Lamb or Venison Potjie

The long, slow cooking method gives this dish the depth and richness one craves during the cold winter months.

YOU WILL NEED

  • 1.5 – 2 kg lamb, springbuck or blesbuck shoulder
  • 3 T (45 ml) red wine vinegar
  • 2 t (10 ml) Ina Paarman’s Meat Spice
  • 2 T (30 ml) flour
  • 3 T (45 ml) olive oil
  • 1 large onion, chopped
  • 5 cloves of garlic, sliced
  • 3 T (45 ml) Ina Paarman’s Sun-dried Tomato Pesto
  • 1 cup (250 ml) red wine
  • 1 x 400 ml Ina Paarman’s Tomato & Basil Pasta Sauce
  • 2 cups (500 ml) water
  • 1 T (15 ml) Ina Paarman’s Vegetable Stock Powder
  • ½ cup (125 ml) green olives, pipped
  • 2 t (10 ml) fresh lemon rind
  • 2 cloves of garlic, chopped
Method

Rub the meat all over with the vinegar, cover and leave for a few hours or overnight.
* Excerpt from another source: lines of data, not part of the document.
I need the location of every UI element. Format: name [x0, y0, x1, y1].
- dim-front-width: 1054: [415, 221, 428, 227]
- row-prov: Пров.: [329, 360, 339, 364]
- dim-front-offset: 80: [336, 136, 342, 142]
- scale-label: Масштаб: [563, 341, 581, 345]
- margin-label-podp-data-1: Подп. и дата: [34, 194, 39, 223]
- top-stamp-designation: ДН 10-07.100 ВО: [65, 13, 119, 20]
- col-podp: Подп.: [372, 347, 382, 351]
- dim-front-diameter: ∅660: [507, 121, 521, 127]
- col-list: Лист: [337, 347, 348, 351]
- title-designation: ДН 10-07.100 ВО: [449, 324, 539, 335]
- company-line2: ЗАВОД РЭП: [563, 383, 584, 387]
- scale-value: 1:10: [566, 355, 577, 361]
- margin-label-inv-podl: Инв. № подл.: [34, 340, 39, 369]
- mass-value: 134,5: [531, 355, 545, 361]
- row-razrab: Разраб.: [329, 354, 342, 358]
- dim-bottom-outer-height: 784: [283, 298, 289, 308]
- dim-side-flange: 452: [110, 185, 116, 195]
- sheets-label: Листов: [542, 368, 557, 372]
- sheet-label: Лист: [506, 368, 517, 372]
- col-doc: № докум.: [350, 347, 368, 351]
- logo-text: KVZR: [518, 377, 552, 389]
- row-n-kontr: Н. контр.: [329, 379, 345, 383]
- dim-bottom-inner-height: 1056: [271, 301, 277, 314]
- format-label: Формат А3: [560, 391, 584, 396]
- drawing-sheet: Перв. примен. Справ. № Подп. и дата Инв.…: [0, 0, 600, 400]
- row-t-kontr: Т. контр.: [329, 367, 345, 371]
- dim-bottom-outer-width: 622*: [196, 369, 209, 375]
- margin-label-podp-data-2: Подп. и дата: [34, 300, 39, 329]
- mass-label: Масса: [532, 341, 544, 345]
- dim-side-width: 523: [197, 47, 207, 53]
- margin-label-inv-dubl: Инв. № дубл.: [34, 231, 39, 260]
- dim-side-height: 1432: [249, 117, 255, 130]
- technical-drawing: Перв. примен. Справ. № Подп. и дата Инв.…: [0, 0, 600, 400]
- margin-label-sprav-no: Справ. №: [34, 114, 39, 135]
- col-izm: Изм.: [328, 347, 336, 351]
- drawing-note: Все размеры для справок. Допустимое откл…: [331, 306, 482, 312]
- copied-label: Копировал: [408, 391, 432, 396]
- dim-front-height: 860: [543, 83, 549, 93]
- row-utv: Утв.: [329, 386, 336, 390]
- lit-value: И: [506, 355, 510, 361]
Drain, pat dry with paper towel. Season with a mixture of the Meat Spice and flour.

Heat the olive oil in a flat bottom potjie and brown the meat. Remove the meat and set aside.

Add the onion, garlic, Sun-dried Tomato Pesto and red wine. Boil fast without the lid until the wine has reduced by half.

Add the Pasta Sauce. Rinse out the bottle using the water and add the Vegetable Stock Powder. Bring to the boil.

Add the browned meat. Bring to a simmer, cover with a lid and cook very gently for 2 ½ – 3 hours, until the meat is tender. See Ina’s Tip.

Add the olives and cook uncovered for a further 10 minutes.

Top with a mixture of lemon rind and garlic.

Ina's Tip

To expedite cooking turn the lid of the pot upside down and heap coals into the hollow. See picture No 2.

For the olive fanatics, increase the green olives to 1 cup (250 ml) and replace the Tomato & Basil Pasta Sauce with our Tomato, Olive & Chilli Pasta Sauce.

Leftovers are delicious chopped up and tossed into pasta with any leftover sauce.